Likewise, the debate over the dangers of tackling over the past few seasons has also framed in this jingoistic manner - the likes of 'Big' Sam Allardyce and Steve Bruce are on one side defending the rugged Englishness of the Premier League and weak foreigners like Arsène Wenger and Rafa Benitez are on the other undermining our way of life.
And, if you're called Alan Shearer or Mark Lawrenson it's OK to say that back in the day you'd have punched a team mate for wearing a snood, yet the same pundits shake their heads in disgust at Mario Ballotelli a young, black lad from Italy with a violent temperament.
In Why England Lose, Simon Kuper and Stefan Szymanski argue the game itself overtly clings to certain aspects of it working class roots.
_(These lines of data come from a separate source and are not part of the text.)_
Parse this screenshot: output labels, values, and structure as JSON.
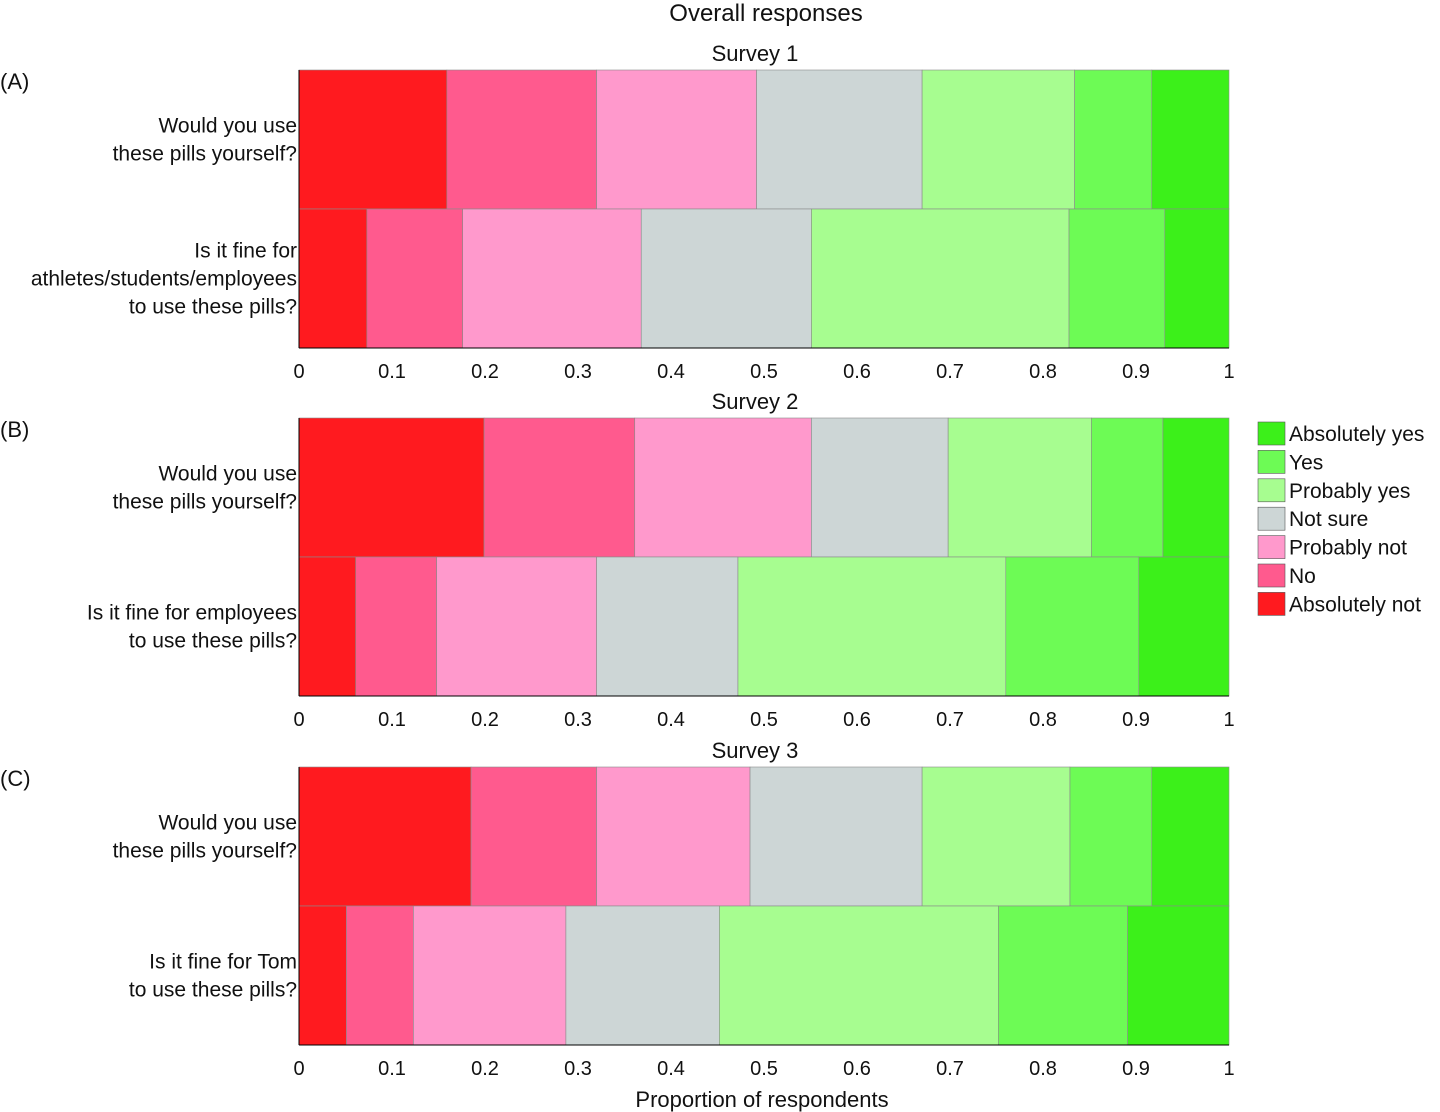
{
  "chart_data": {
    "type": "bar",
    "orientation": "horizontal-stacked",
    "title": "Overall responses",
    "xlabel": "Proportion of respondents",
    "xlim": [
      0,
      1
    ],
    "xticks": [
      "0",
      "0.1",
      "0.2",
      "0.3",
      "0.4",
      "0.5",
      "0.6",
      "0.7",
      "0.8",
      "0.9",
      "1"
    ],
    "grid": false,
    "legend_position": "right",
    "categories_order": [
      "Absolutely not",
      "No",
      "Probably not",
      "Not sure",
      "Probably yes",
      "Yes",
      "Absolutely yes"
    ],
    "legend": [
      "Absolutely yes",
      "Yes",
      "Probably yes",
      "Not sure",
      "Probably not",
      "No",
      "Absolutely not"
    ],
    "colors": {
      "Absolutely not": "#ff1a1f",
      "No": "#ff5a8e",
      "Probably not": "#ff99cc",
      "Not sure": "#cdd6d6",
      "Probably yes": "#a7fd90",
      "Yes": "#6dfb55",
      "Absolutely yes": "#3cf01a"
    },
    "panels": [
      {
        "label": "(A)",
        "title": "Survey 1",
        "rows": [
          {
            "question": [
              "Would you use",
              "these pills yourself?"
            ],
            "values": [
              0.159,
              0.161,
              0.172,
              0.178,
              0.164,
              0.083,
              0.083
            ]
          },
          {
            "question": [
              "Is it fine for",
              "athletes/students/employees",
              "to use these pills?"
            ],
            "values": [
              0.073,
              0.103,
              0.192,
              0.183,
              0.277,
              0.103,
              0.069
            ]
          }
        ]
      },
      {
        "label": "(B)",
        "title": "Survey 2",
        "rows": [
          {
            "question": [
              "Would you use",
              "these pills yourself?"
            ],
            "values": [
              0.199,
              0.162,
              0.19,
              0.147,
              0.154,
              0.077,
              0.071
            ]
          },
          {
            "question": [
              "Is it fine for employees",
              "to use these pills?"
            ],
            "values": [
              0.061,
              0.087,
              0.172,
              0.152,
              0.288,
              0.143,
              0.097
            ]
          }
        ]
      },
      {
        "label": "(C)",
        "title": "Survey 3",
        "rows": [
          {
            "question": [
              "Would you use",
              "these pills yourself?"
            ],
            "values": [
              0.185,
              0.135,
              0.165,
              0.185,
              0.159,
              0.088,
              0.083
            ]
          },
          {
            "question": [
              "Is it fine for Tom",
              "to use these pills?"
            ],
            "values": [
              0.051,
              0.072,
              0.164,
              0.165,
              0.3,
              0.139,
              0.109
            ]
          }
        ]
      }
    ]
  }
}
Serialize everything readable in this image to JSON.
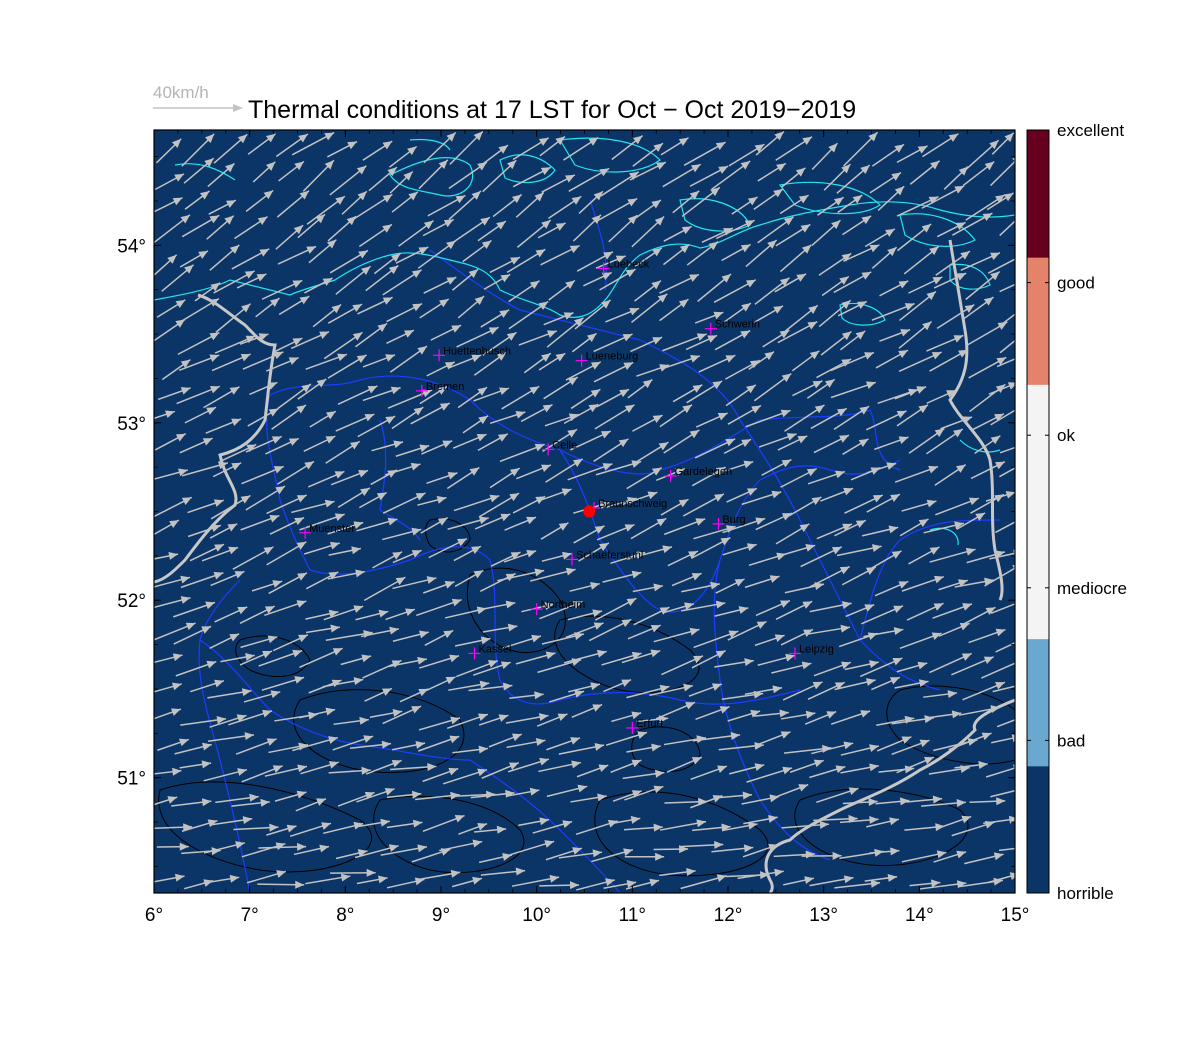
{
  "title": "Thermal conditions at 17 LST for Oct − Oct  2019−2019",
  "reference_vector": {
    "label": "40km/h"
  },
  "axes": {
    "x_ticks": [
      "6°",
      "7°",
      "8°",
      "9°",
      "10°",
      "11°",
      "12°",
      "13°",
      "14°",
      "15°"
    ],
    "y_ticks": [
      "51°",
      "52°",
      "53°",
      "54°"
    ],
    "lon_range": [
      6,
      15
    ],
    "lat_range": [
      50.35,
      54.65
    ]
  },
  "colorbar": {
    "levels": [
      {
        "label": "horrible",
        "color": "#0b3567"
      },
      {
        "label": "bad",
        "color": "#6aa8cf"
      },
      {
        "label": "mediocre",
        "color": "#f4f4f5"
      },
      {
        "label": "ok",
        "color": "#e5826a"
      },
      {
        "label": "good",
        "color": "#67001f"
      },
      {
        "label": "excellent",
        "color": "#67001f"
      }
    ],
    "segment_colors": [
      "#0b3567",
      "#6aa8cf",
      "#f4f4f5",
      "#f4f4f5",
      "#e5826a",
      "#67001f"
    ]
  },
  "map": {
    "background": "#0b3567",
    "coast_color": "#22e6ee",
    "border_color": "#c8c8c8",
    "state_color": "#1e3cff",
    "arrow_color": "#c2c2c2",
    "contour_color": "#000000",
    "thermal_class": "horrible"
  },
  "cities": [
    {
      "name": "Luebeck",
      "lon": 10.7,
      "lat": 53.87
    },
    {
      "name": "Schwerin",
      "lon": 11.82,
      "lat": 53.53
    },
    {
      "name": "Huettenbusch",
      "lon": 8.98,
      "lat": 53.38
    },
    {
      "name": "Lueneburg",
      "lon": 10.47,
      "lat": 53.35
    },
    {
      "name": "Bremen",
      "lon": 8.8,
      "lat": 53.18
    },
    {
      "name": "Celle",
      "lon": 10.12,
      "lat": 52.85
    },
    {
      "name": "Gardelegen",
      "lon": 11.4,
      "lat": 52.7
    },
    {
      "name": "Braunschweig",
      "lon": 10.6,
      "lat": 52.52
    },
    {
      "name": "Burg",
      "lon": 11.9,
      "lat": 52.43
    },
    {
      "name": "Muenster",
      "lon": 7.58,
      "lat": 52.38
    },
    {
      "name": "Schaeferstuhl",
      "lon": 10.37,
      "lat": 52.23
    },
    {
      "name": "Northeim",
      "lon": 10.0,
      "lat": 51.95
    },
    {
      "name": "Kassel",
      "lon": 9.35,
      "lat": 51.7
    },
    {
      "name": "Leipzig",
      "lon": 12.7,
      "lat": 51.7
    },
    {
      "name": "Erfurt",
      "lon": 11.0,
      "lat": 51.28
    }
  ],
  "site": {
    "name": "Braunschweig",
    "lon": 10.55,
    "lat": 52.5
  }
}
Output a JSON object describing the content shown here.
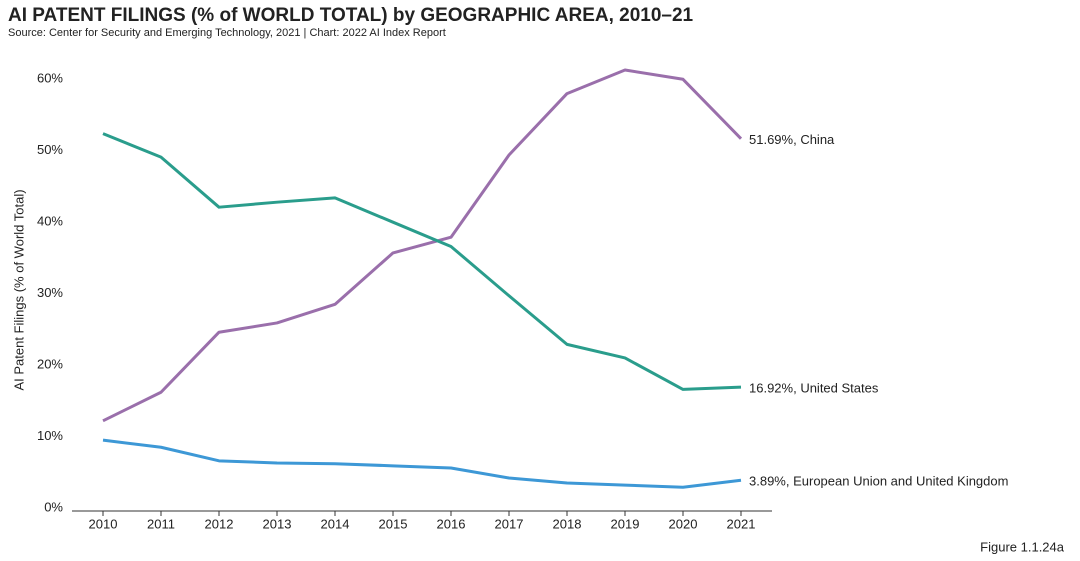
{
  "chart_data": {
    "type": "line",
    "title": "AI PATENT FILINGS (% of WORLD TOTAL) by GEOGRAPHIC AREA, 2010–21",
    "subtitle": "Source: Center for Security and Emerging Technology, 2021 | Chart: 2022 AI Index Report",
    "y_label": "AI Patent Filings (% of World Total)",
    "figure_label": "Figure 1.1.24a",
    "categories": [
      "2010",
      "2011",
      "2012",
      "2013",
      "2014",
      "2015",
      "2016",
      "2017",
      "2018",
      "2019",
      "2020",
      "2021"
    ],
    "ylim": [
      0,
      62
    ],
    "yticks": [
      {
        "value": 0,
        "label": "0%"
      },
      {
        "value": 10,
        "label": "10%"
      },
      {
        "value": 20,
        "label": "20%"
      },
      {
        "value": 30,
        "label": "30%"
      },
      {
        "value": 40,
        "label": "40%"
      },
      {
        "value": 50,
        "label": "50%"
      },
      {
        "value": 60,
        "label": "60%"
      }
    ],
    "series": [
      {
        "color": "#9a6fab",
        "values": [
          12.2,
          16.2,
          24.6,
          25.9,
          28.5,
          35.7,
          37.9,
          49.4,
          58.0,
          61.3,
          60.0,
          51.69
        ],
        "value_labels": [
          null,
          null,
          null,
          null,
          null,
          null,
          null,
          null,
          null,
          null,
          null,
          "51.69%, China"
        ]
      },
      {
        "color": "#2a9d8c",
        "values": [
          52.4,
          49.1,
          42.1,
          42.8,
          43.4,
          40.0,
          36.6,
          29.7,
          22.9,
          21.0,
          16.6,
          16.92
        ],
        "value_labels": [
          null,
          null,
          null,
          null,
          null,
          null,
          null,
          null,
          null,
          null,
          null,
          "16.92%, United States"
        ]
      },
      {
        "color": "#3d98d6",
        "values": [
          9.5,
          8.5,
          6.6,
          6.3,
          6.2,
          5.9,
          5.6,
          4.2,
          3.5,
          3.2,
          2.9,
          3.89
        ],
        "value_labels": [
          null,
          null,
          null,
          null,
          null,
          null,
          null,
          null,
          null,
          null,
          null,
          "3.89%, European Union and United Kingdom"
        ]
      }
    ]
  }
}
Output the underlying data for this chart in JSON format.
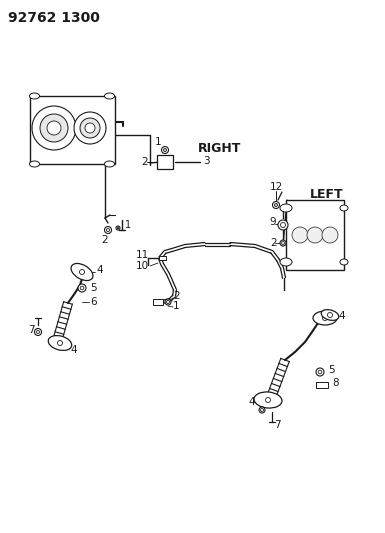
{
  "title": "92762 1300",
  "right_label": "RIGHT",
  "left_label": "LEFT",
  "bg_color": "#ffffff",
  "line_color": "#1a1a1a",
  "text_color": "#1a1a1a",
  "title_fontsize": 10,
  "label_fontsize": 9,
  "number_fontsize": 7.5,
  "figsize": [
    3.85,
    5.33
  ],
  "dpi": 100
}
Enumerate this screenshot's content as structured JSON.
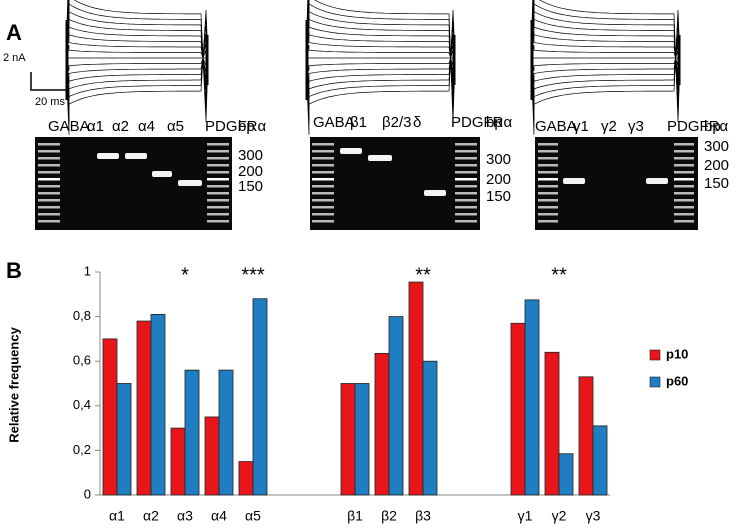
{
  "panels": {
    "a_label": "A",
    "b_label": "B",
    "scale_current": "2 nA",
    "scale_time": "20 ms",
    "gels": [
      {
        "lanes": [
          "GABA",
          "α1",
          "α2",
          "α4",
          "α5",
          "PDGFRα"
        ],
        "unit": "bp",
        "sizes": [
          "300",
          "200",
          "150"
        ]
      },
      {
        "lanes": [
          "GABA",
          "β1",
          "β2/3",
          "δ",
          "PDGFRα"
        ],
        "unit": "bp",
        "sizes": [
          "300",
          "200",
          "150"
        ]
      },
      {
        "lanes": [
          "GABA",
          "γ1",
          "γ2",
          "γ3",
          "PDGFRα"
        ],
        "unit": "bp",
        "sizes": [
          "300",
          "200",
          "150"
        ]
      }
    ]
  },
  "chart_data": {
    "type": "bar",
    "y_label": "Relative frequency",
    "categories": [
      "α1",
      "α2",
      "α3",
      "α4",
      "α5",
      null,
      null,
      "β1",
      "β2",
      "β3",
      null,
      null,
      "γ1",
      "γ2",
      "γ3"
    ],
    "series": [
      {
        "name": "p10",
        "color": "#e8161b",
        "values": [
          0.7,
          0.78,
          0.3,
          0.35,
          0.15,
          null,
          null,
          0.5,
          0.635,
          0.955,
          null,
          null,
          0.77,
          0.64,
          0.53
        ]
      },
      {
        "name": "p60",
        "color": "#1f7ec2",
        "values": [
          0.5,
          0.81,
          0.56,
          0.56,
          0.88,
          null,
          null,
          0.5,
          0.8,
          0.6,
          null,
          null,
          0.875,
          0.185,
          0.31
        ]
      }
    ],
    "ylim": [
      0,
      1
    ],
    "yticks": [
      0,
      {
        "value": 0.2,
        "label": "0,2"
      },
      {
        "value": 0.4,
        "label": "0,4"
      },
      {
        "value": 0.6,
        "label": "0,6"
      },
      {
        "value": 0.8,
        "label": "0,8"
      },
      1
    ],
    "annotations": [
      {
        "text": "*",
        "category": 2
      },
      {
        "text": "***",
        "category": 4
      },
      {
        "text": "**",
        "category": 9
      },
      {
        "text": "**",
        "category": 13
      }
    ],
    "legend": "right"
  }
}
This leads to a wilful exclusion of the middle classes from the sport and an overt anti-intellectualism (such as a rejection of tactics and coaching qualifications) which in turn weakens the depth and quality of the talent pool available to the national team.
As it's from that limited pool of players that most pundits are drawn, it's little wonder that their analysis of the game is both limited and increasingly at odds with the sports' growing middle class audience, the anti-intellectualism manifesting itself in the studio, with the likes of Shearer happily admitting he knew nothing of Hatem Ben Arfa when the player joined Newcastle or unashamedly confusing David Villa and David Silva.
Conversely cricket has historically developed as a sport for the upper and middle classes, but significantly the division between 'gentlemen' (unpaid, upper-class participants) and 'players' (paid, working-class participants) began to blur in 1952 when Len Hutton became the first professional captain of England (a move broadly approved by the Press). The divisions broke down completely in the late-Seventies when Kerry Packer established World Series Cricket, in part because it was perceived players were not paid a living wage.
The impact can be seen in the Sky commentary box where university-educated Nasser Hussain (Durham) and Michael Atherton (Cambridge) sit comfortably alongside David Gower (who dropped out of University College after six months) and state-educated David Lloyd and Sir Ian Botham (who left school at 15).
After a night out with Beefy, the boys are ready for work
There is a further reason for this easy integration; cricket is a more multi-cultural and open-minded game than football. International cricketers spend months touring abroad and while this can take a heavy personal toll, it also opens their outlook to other cultures in a way English footballers rarely, if ever, experience which means in the main the game lacks the fear of 'the new' or 'the foreign' - cricket commetary is not weighed down by the racial stereotyping found in football coverage.
The game in this country also has a long history and little problem of utilising foreign-born players including, among others, Basil D'Oliveira in the Sixties to Jonathan Trott and Kevin Pietersen today. In fact when England took to the field against New Zealand at Christchurch in January 1992 seven of the XI were born outside England.
It's a selection policy employed by many other countries in football but which causes huge concern within the FA and the tabloid Press. Perhaps, not for the first time, it is English football that needs to re-adjust its outlook.
It is also significant that cricket, at least at the highest level, requires a specialised set of skills and deep tactical understanding. On any given day the weather, state of the pitch or even the state of the ball can influence the outcome. This means ex-players are able to provide a level of informed, enlightening analysis which escapes their football counterparts.
The sad reality seems to be that if we want football punditry to change, then the game itself has to develop but for now we're all going to have to keep watching Match of the Day with the sound off.